Viel ist in der buddhistsichen Sichtweise die Rede von Begehren, Habenwollen, Verlangen als Ursache von Problemen, Leid, Stress, Unzufriedenheit oder wie immer man den Begriff „Dukkha“ , der sehr vieldeutig ist, passend übersetzen möchte. Man kann den Eindruck gewinnen, dass jeglicher Ansatz etwas tun zu wollen, jedwede Motivation eigentlich dazu führt, dass man sich in Schwierigkeiten bringt. Ist dem so oder gibt es eine Geistesqualität die es braucht, um sich in Bewegung zu setzen und Heilsames zu entwickeln, anzustreben!?
Von alleine passiert in der Tat nichts. Es braucht die Reflektion über die Motivation, es braucht die Auseinandersetzung mit unserer Situation als Mensch, unseren Herausforderungen, unserer Absicht bei unserem Handeln. Wenn wir das tun formiert sich eventuell eine heilsame Motivation und aus dieser entspringt unser Handeln in der Welt. Es entsteht z.B. der Wunsch einen spirituellen Weg zu praktizieren zu unserer Befreiung und zum Wohle aller Wesen.

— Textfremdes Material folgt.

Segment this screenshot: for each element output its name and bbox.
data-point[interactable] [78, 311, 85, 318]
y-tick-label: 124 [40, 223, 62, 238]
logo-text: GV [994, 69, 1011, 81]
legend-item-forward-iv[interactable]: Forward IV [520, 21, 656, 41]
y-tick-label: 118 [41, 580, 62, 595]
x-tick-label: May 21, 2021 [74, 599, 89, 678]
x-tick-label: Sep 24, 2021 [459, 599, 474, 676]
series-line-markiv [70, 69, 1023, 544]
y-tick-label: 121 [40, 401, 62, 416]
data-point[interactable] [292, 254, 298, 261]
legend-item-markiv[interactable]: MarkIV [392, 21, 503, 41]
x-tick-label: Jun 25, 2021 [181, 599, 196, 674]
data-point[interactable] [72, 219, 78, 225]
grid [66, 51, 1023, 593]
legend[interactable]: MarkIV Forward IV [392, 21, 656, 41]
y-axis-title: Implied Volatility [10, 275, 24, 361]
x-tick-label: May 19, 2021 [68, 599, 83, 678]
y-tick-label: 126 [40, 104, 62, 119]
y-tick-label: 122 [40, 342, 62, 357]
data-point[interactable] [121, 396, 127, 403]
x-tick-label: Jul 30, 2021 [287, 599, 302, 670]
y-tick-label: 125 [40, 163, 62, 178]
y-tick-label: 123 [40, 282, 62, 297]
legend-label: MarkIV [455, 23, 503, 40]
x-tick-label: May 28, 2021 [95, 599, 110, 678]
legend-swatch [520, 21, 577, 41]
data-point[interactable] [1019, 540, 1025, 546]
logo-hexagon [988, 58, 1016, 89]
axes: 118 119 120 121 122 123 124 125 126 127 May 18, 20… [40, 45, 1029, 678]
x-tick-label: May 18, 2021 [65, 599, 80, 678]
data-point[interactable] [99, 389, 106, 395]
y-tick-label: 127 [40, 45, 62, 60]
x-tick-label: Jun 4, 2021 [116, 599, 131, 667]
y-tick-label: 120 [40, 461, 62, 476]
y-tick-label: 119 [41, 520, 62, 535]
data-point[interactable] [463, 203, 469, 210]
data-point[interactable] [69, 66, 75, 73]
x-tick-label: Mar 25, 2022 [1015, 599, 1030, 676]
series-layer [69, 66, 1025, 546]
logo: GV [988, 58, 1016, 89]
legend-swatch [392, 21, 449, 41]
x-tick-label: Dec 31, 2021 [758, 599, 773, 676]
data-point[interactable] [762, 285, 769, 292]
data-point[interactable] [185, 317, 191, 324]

Das ist doch erst einmal eine gute Richtung.
Sollte sich dieser Wunsch-zu-tun (Chanda) gebildet haben, braucht es trotzdem eine Wachheit, denn auch auf diesem Weg können wir leicht abrutschen.
Immer wieder verstecken sich in dieser, an sich lauteren, Absicht gut getarnte Kumpels wie: ICH bin ja so gut viel besser als früher, ich bin besser als….., hoffentlich sieht jede/r auf welch heiligen Pfaden ich mich bewege, also Beweggründe die mein getrenntes Selbst stärken und abgrenzen gegenüber den anderen.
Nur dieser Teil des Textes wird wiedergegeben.